Vielfältige Ursachen

Professor Besier merkt an, dass die USA gesellschaftlich viel stärker aufgesplittet und zerklüftet sind als Europa. Gerade der nicht annähernd gleiche Bildungsstand spielt eine wichtige Rolle: Selbst zentrales Wissen zur eigenen Glaubensgeschichte ist nicht selbstverständlich. Nicht einmal jeder zweite Protestant wusste etwas von der Reformation und dass sie auf Martin Luther zurückgeht. Gleichzeitig erhöht Bildungsferne die Kirchennähe, weil Sozialarbeit, Kinderbetreuung, Kleidervergabe, Suppenküchen und ähnliches in den USA rein kirchliche Angebote sind. Der Staat hat damit kaum etwas zu tun.

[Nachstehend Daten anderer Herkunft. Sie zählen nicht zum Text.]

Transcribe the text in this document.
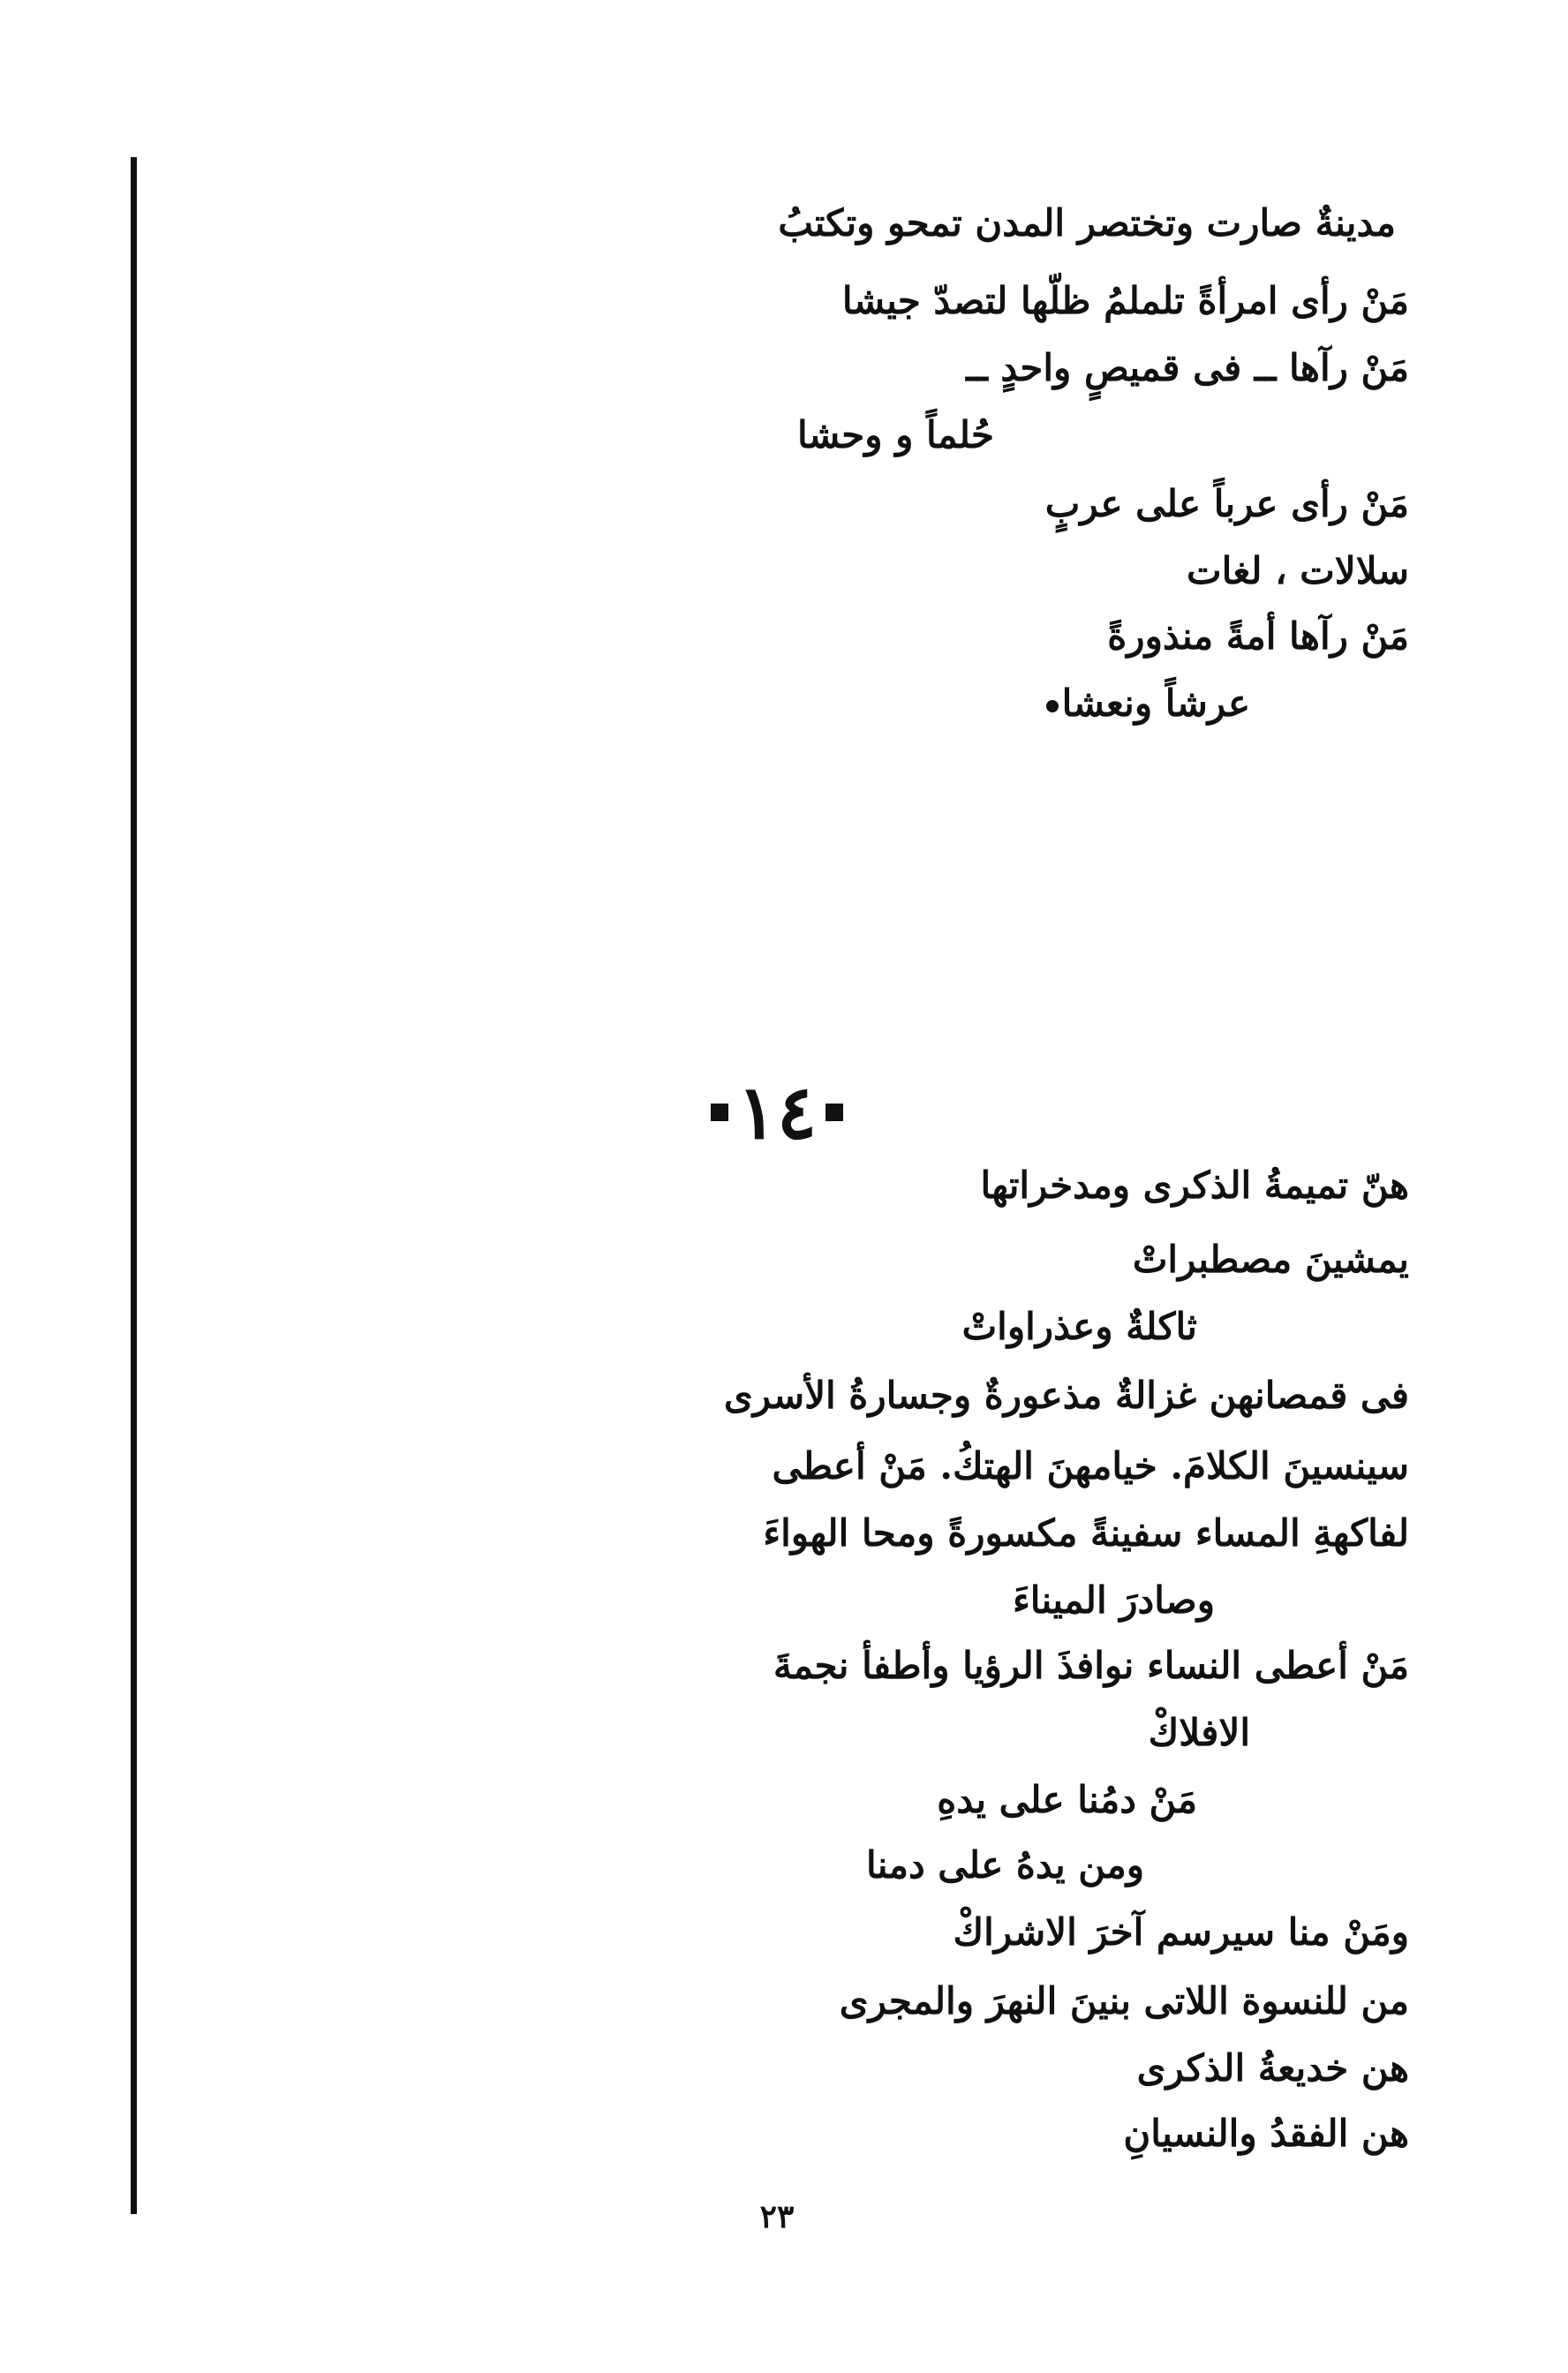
مدينةٌ صارت وتختصر المدن تمحو وتكتبُ
مَنْ رأى امرأةً تلملمُ ظلّها لتصدّ جيشا
مَنْ رآها ــ فى قميصٍ واحدٍ ــ
حُلماً و وحشا
مَنْ رأى عرباً على عربٍ
سلالات ، لغات
مَنْ رآها أمةً منذورةً
عرشاً ونعشا
١٤
هنّ تميمةُ الذكرى ومدخراتها
يمشينَ مصطبراتْ
ثاكلةٌ وعذراواتْ
فى قمصانهن غزالةٌ مذعورةٌ وجسارةُ الأسرى
سينسينَ الكلامَ. خيامهنَ الهتكُ. مَنْ أعطى
لفاكهةِ المساء سفينةً مكسورةً ومحا الهواءَ
وصادرَ الميناءَ
مَنْ أعطى النساء نوافذَ الرؤيا وأطفأ نجمةَ
الافلاكْ
مَنْ دمُنا على يدهِ
ومن يدهُ على دمنا
ومَنْ منا سيرسم آخرَ الاشراكْ
من للنسوة اللاتى بنينَ النهرَ والمجرى
هن خديعةُ الذكرى
هن الفقدُ والنسيانِ
٢٣
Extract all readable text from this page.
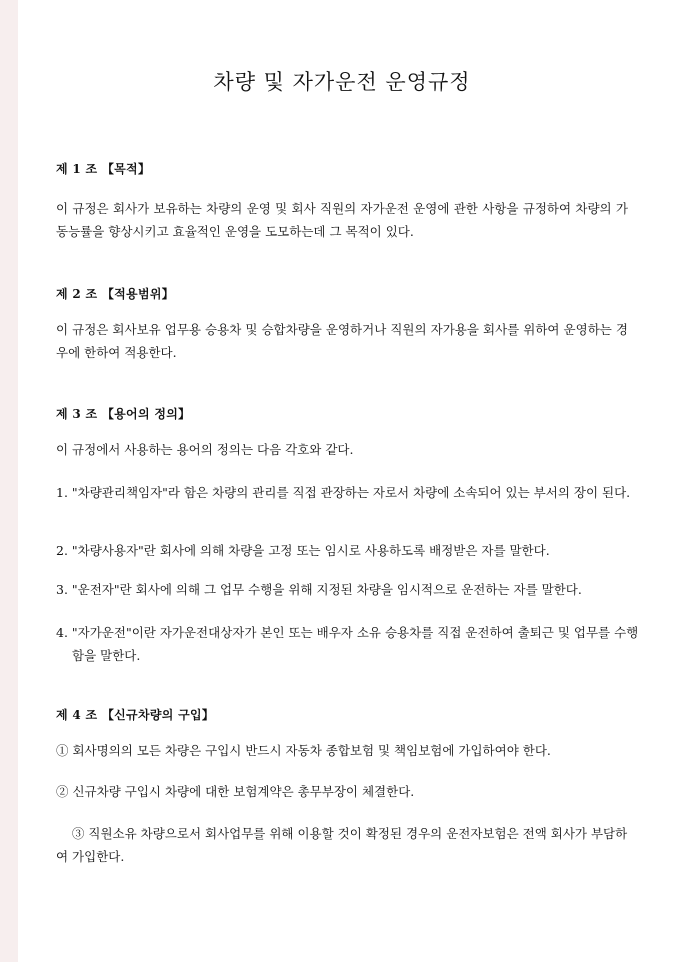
차량 및 자가운전 운영규정
제 1 조 【목적】
이 규정은 회사가 보유하는 차량의 운영 및 회사 직원의 자가운전 운영에 관한 사항을 규정하여 차량의 가동능률을 향상시키고 효율적인 운영을 도모하는데 그 목적이 있다.
제 2 조 【적용범위】
이 규정은 회사보유 업무용 승용차 및 승합차량을 운영하거나 직원의 자가용을 회사를 위하여 운영하는 경우에 한하여 적용한다.
제 3 조 【용어의 정의】
이 규정에서 사용하는 용어의 정의는 다음 각호와 같다.
1. "차량관리책임자"라 함은 차량의 관리를 직접 관장하는 자로서 차량에 소속되어 있는 부서의 장이 된다.
2. "차량사용자"란 회사에 의해 차량을 고정 또는 임시로 사용하도록 배정받은 자를 말한다.
3. "운전자"란 회사에 의해 그 업무 수행을 위해 지정된 차량을 임시적으로 운전하는 자를 말한다.
4. "자가운전"이란 자가운전대상자가 본인 또는 배우자 소유 승용차를 직접 운전하여 출퇴근 및 업무를 수행함을 말한다.
제 4 조 【신규차량의 구입】
① 회사명의의 모든 차량은 구입시 반드시 자동차 종합보험 및 책임보험에 가입하여야 한다.
② 신규차량 구입시 차량에 대한 보험계약은 총무부장이 체결한다.
③ 직원소유 차량으로서 회사업무를 위해 이용할 것이 확정된 경우의 운전자보험은 전액 회사가 부담하여 가입한다.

Eine weitere Ursache ist so etwas wie fehlende Kontinuität. Schnell ist in den Vereinigten Staaten eine neue Kirche oder Gemeinde gegründet. Auflagen gibt es nur wenige. Ein charismatischer Leiter kann denn auch für rasantes Wachstum sorgen – und bei Enttäuschung für einen ebenso schnellen Absturz. Jüngstes Beispiel ist der Fall von Mark Driscoll, der über seinen autoritären Führungsanspruch gestolpert ist. Nach solchen Skandalen verlassen viele ihre Kirche oder Glaubensrichtung und suchen nach einer neuen religiösen Heimat. Dort beginnt der Kreislauf von zu grossen Erwartungen bis zur Ernüchterung erneut.

Emotionen in den USA, Verstand in Europa

Die meisten weniger gut gebildeten Amerikaner erwarten von ihrer Kirche etwas ganz anderes als Christen in Europa: In den USA suchen sie emotionale Erlebnisse, einen Ort, an dem sie ihre Alltagssorgen für einen Moment vergessen können, wo die raue Wirklichkeit keine Rolle mehr spielt. Hier erleben sie Gott. In Europa ist ein intellektuell geprägter, durchdachter Glaube wichtiger. Es passiert zwar immer wieder, dass Predigten zu akademischen Vorträgen werden, doch gibt der verstandesgemäss fundierte Glaube eine solidere Basis für die europäischen Kirchenbesucher.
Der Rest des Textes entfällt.